Screening Site Locations and Business Units
For Pilot Phase of the CDL RSC project, most organizations do not include all of their employees and will need to determine which location(s) and business units to include. The following should be taken into consideration when determining the location and business units:
Existing medical office location(s)- it is easiest to have the pilot in the same location of any existing medical office since the medical team will be highly involved in the pilot and it might also make sense to do the screening within the existing medical office. This is only applicable to larger companies that have this currently.
- Note: This may not apply if you proceed with a self-administration option with non-medical supervision.
- Number of people working onsite - many organizations have a lot of people working from home and may want to only include people in the pilot that are essential workers required to be in the workplace. Organizations may want to bring employees back to the workplace and will use this pilot as an extra layer of safety in bringing them back. The intent of the pilot is to have as many people screened as possible but since it is a pilot it is easier to start small and increase the number of participants in future pilots or at full implementation of the project.

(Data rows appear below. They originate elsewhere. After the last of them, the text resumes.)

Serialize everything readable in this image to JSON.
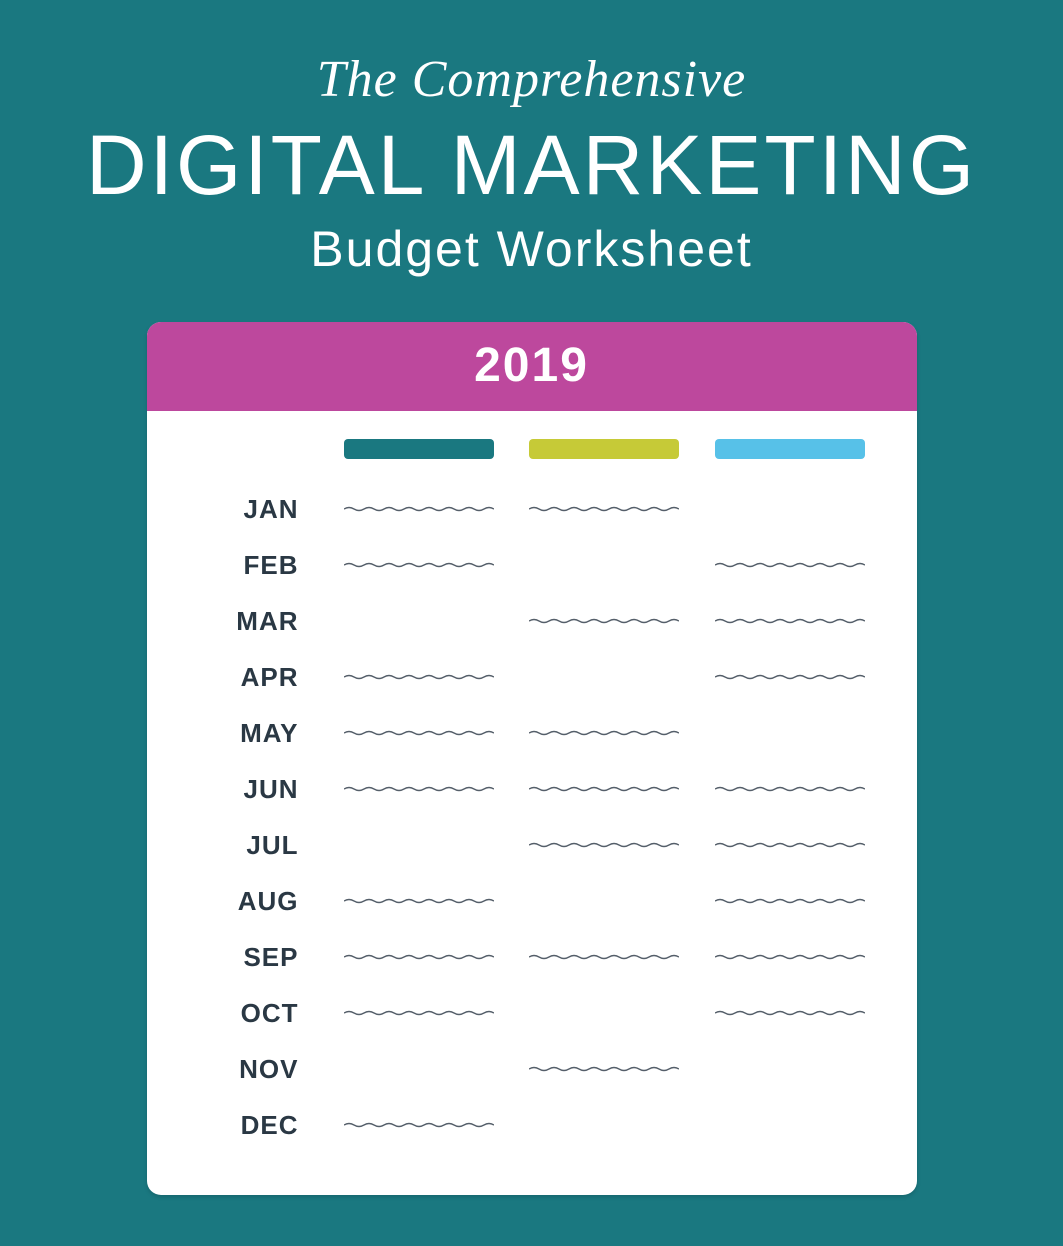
{
  "title": {
    "line1": "The Comprehensive",
    "line2": "DIGITAL MARKETING",
    "line3": "Budget Worksheet"
  },
  "worksheet": {
    "year": "2019",
    "header_bg_color": "#bd489d",
    "background_color": "#1a7880",
    "card_bg_color": "#ffffff",
    "text_color": "#2a3844",
    "squiggle_color": "#555f6a",
    "columns": [
      {
        "color": "#1a7880"
      },
      {
        "color": "#c6ca37"
      },
      {
        "color": "#57c1e8"
      }
    ],
    "rows": [
      {
        "label": "JAN",
        "cells": [
          true,
          true,
          false
        ]
      },
      {
        "label": "FEB",
        "cells": [
          true,
          false,
          true
        ]
      },
      {
        "label": "MAR",
        "cells": [
          false,
          true,
          true
        ]
      },
      {
        "label": "APR",
        "cells": [
          true,
          false,
          true
        ]
      },
      {
        "label": "MAY",
        "cells": [
          true,
          true,
          false
        ]
      },
      {
        "label": "JUN",
        "cells": [
          true,
          true,
          true
        ]
      },
      {
        "label": "JUL",
        "cells": [
          false,
          true,
          true
        ]
      },
      {
        "label": "AUG",
        "cells": [
          true,
          false,
          true
        ]
      },
      {
        "label": "SEP",
        "cells": [
          true,
          true,
          true
        ]
      },
      {
        "label": "OCT",
        "cells": [
          true,
          false,
          true
        ]
      },
      {
        "label": "NOV",
        "cells": [
          false,
          true,
          false
        ]
      },
      {
        "label": "DEC",
        "cells": [
          true,
          false,
          false
        ]
      }
    ]
  }
}
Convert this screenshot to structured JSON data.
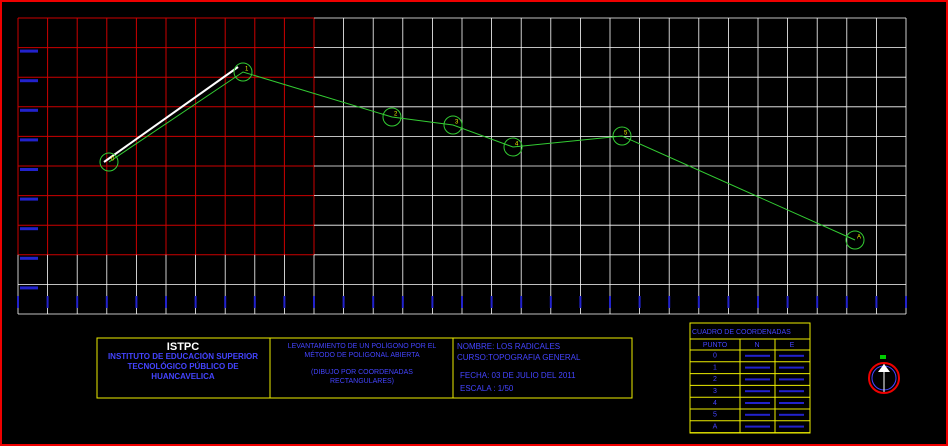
{
  "drawing": {
    "points": [
      "0",
      "1",
      "2",
      "3",
      "4",
      "5",
      "A"
    ],
    "title_block": {
      "logo": "ISTPC",
      "institution": "INSTITUTO DE EDUCACIÓN SUPERIOR TECNOLÓGICO PÚBLICO DE HUANCAVELICA",
      "survey": "LEVANTAMIENTO DE UN POLÍGONO POR EL MÉTODO DE POLIGONAL ABIERTA",
      "method": "(DIBUJO POR COORDENADAS RECTANGULARES)",
      "name": "NOMBRE: LOS RADICALES",
      "course": "CURSO:TOPOGRAFIA GENERAL",
      "date": "FECHA: 03 DE JULIO DEL 2011",
      "scale": "ESCALA : 1/50"
    },
    "table": {
      "title": "CUADRO DE COORDENADAS",
      "headers": [
        "PUNTO",
        "N",
        "E"
      ]
    }
  }
}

- Job functions - it may be easier for employees of a certain job function to participate in the pilot than other employees. In order to have as many people participate as possible the pilot needs to be convenient and not be a burden to the employee and therefore screening should take place at a location that is convenient and where the employees will be at for their job function.

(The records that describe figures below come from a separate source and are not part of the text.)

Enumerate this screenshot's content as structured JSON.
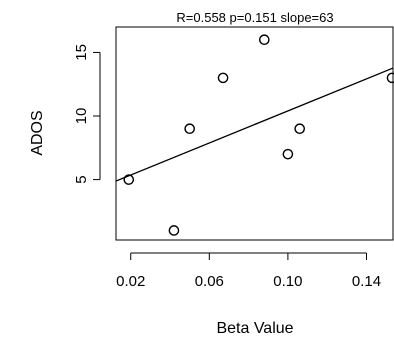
{
  "chart_data": {
    "type": "scatter",
    "title": "R=0.558 p=0.151 slope=63",
    "xlabel": "Beta Value",
    "ylabel": "ADOS",
    "xlim": [
      0.0125,
      0.1535
    ],
    "ylim": [
      0.25,
      17
    ],
    "x_ticks": [
      0.02,
      0.06,
      0.1,
      0.14
    ],
    "x_tick_labels": [
      "0.02",
      "0.06",
      "0.10",
      "0.14"
    ],
    "y_ticks": [
      5,
      10,
      15
    ],
    "y_tick_labels": [
      "5",
      "10",
      "15"
    ],
    "points": [
      {
        "x": 0.019,
        "y": 5
      },
      {
        "x": 0.042,
        "y": 1
      },
      {
        "x": 0.05,
        "y": 9
      },
      {
        "x": 0.067,
        "y": 13
      },
      {
        "x": 0.088,
        "y": 16
      },
      {
        "x": 0.1,
        "y": 7
      },
      {
        "x": 0.106,
        "y": 9
      },
      {
        "x": 0.153,
        "y": 13
      }
    ],
    "fit_line": {
      "intercept": 4.1,
      "slope": 63
    },
    "grid": false,
    "legend": "none"
  }
}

- Implementation model - consider who will be administering the screens and who will oversee the screening process (medical vs non-medical professionals). See Screen Administration section below for more information.
Once the location and business units have been determined, the next step is to create a preliminary schedule to ensure the project key milestones are met and the pilots are started as soon as possible to enable more people to be continually screened. It is important for organizations to launch their screening sites as quickly as possible as the sooner the screening starts and the more people that are screened, the sooner the chain of transmission can be stopped. It is better to launch without all the details worked out and make edits to the program as required, then to wait too long and there is an outbreak at the workplace.
Once the high level schedule has been reviewed and approved by key stakeholders, a more in-depth schedule including responsibilities, adjacencies and dependencies should be developed.
Recommendation is to use Microsoft Project to develop and iterate on the Project Schedule, but if your project team doesn’t have access to this program, Microsoft Excel can be used.
Pre-Launch Schedule Template
Example from a Founding Consortium Member provided below:
- Initial communications (invitation to participate, registration form, info session details)
- Information sessions
- Data entry and privacy training (for trained personnel)
- Welcome communication
- Screening Centre walk through (necessary changes made before dry run)
- Participant Kickoff (hybrid model to combine with info session is better)
- Dry run with project team including process for walk ups and a presumptive positive
- On-site personnel training
- Go/No Go Meeting
Leadership Communication and Buy-in
One of the first steps in the Project Kickoff is to communicate the project mission, approach and preliminary schedule with the leadership team (recommended leadership team to include leaders of the business units participating, HR and Communications team leaders) -- this supports buy-in and alignment. Transparency and open communication are important for participant buy-in and this initial step to ensure the leadership team understands and supports the initiative will help with participation later.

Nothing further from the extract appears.